В пути и во время остановок Гмелин скоро успел набрать немало растений. Он тщательно складывал их между листами пропускной бумаги, кладя сверху небольшой, равномерно лежащий груз, чтобы они высохли лучше. Потом Гмелин осторожно разбирал высушенные растения.

Он звал к себе Крашенинникова и предлагал смотреть, как составляется гербарий.

Этот юноша, скромный и любознательный, нравился Гмелину больше других студентов. Академик думал о том, что со временем сможет поручать ему простые работы по сохранению и приведению в порядок коллекций, чтобы не затрачивать на это времени самому.

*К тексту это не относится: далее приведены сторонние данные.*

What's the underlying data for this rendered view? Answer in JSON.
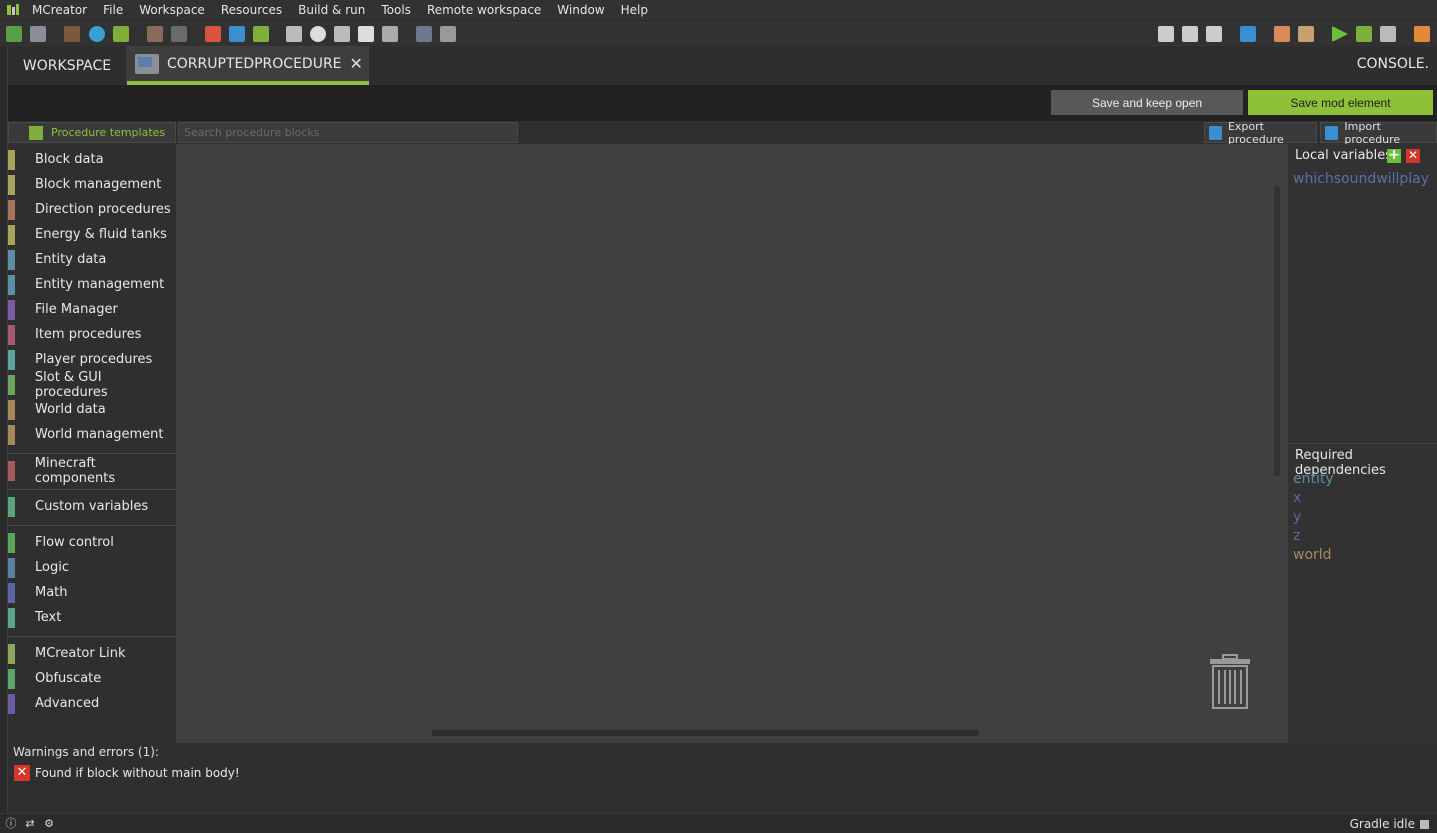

Миллер, заметив небольшие круглые холмы, напоминавшие курганы, которые насыпались в старину над местами погребений, дважды делал раскопки еще на пути к Вышнему Волочку. Оба раза он не нашел ничего интересного и объяснял это тем, что за недостатком времени не удалось довести раскопки до конца.

Когда подплыли к старинному городу Торжку, Миллер велел рисовальному мастеру Люрсениусу тщательно зарисовать круглый вал, на котором еще недавно возвышались городские стены. Академик жалел, что старинные укрепления были при Петре Великом срыты и использованы как строительный материал, потому что отжили свой век.

На гребцов и солдат Миллер и Гмелин смотрели свысока, как на людей, существующих только для того, чтобы выполнять их распоряжения. Однако оба начинали с интересом прислушиваться к их разговорам, если замечали, что можно извлечь из их слов что-либо полезное для научных наблюдений.

Когда проплывали мимо густых лесов, Миллер и Гмелин услышали, как гребцы говорят о том, что здесь много леших. Академики сразу заинтересовались и стали расспрашивать гребцов.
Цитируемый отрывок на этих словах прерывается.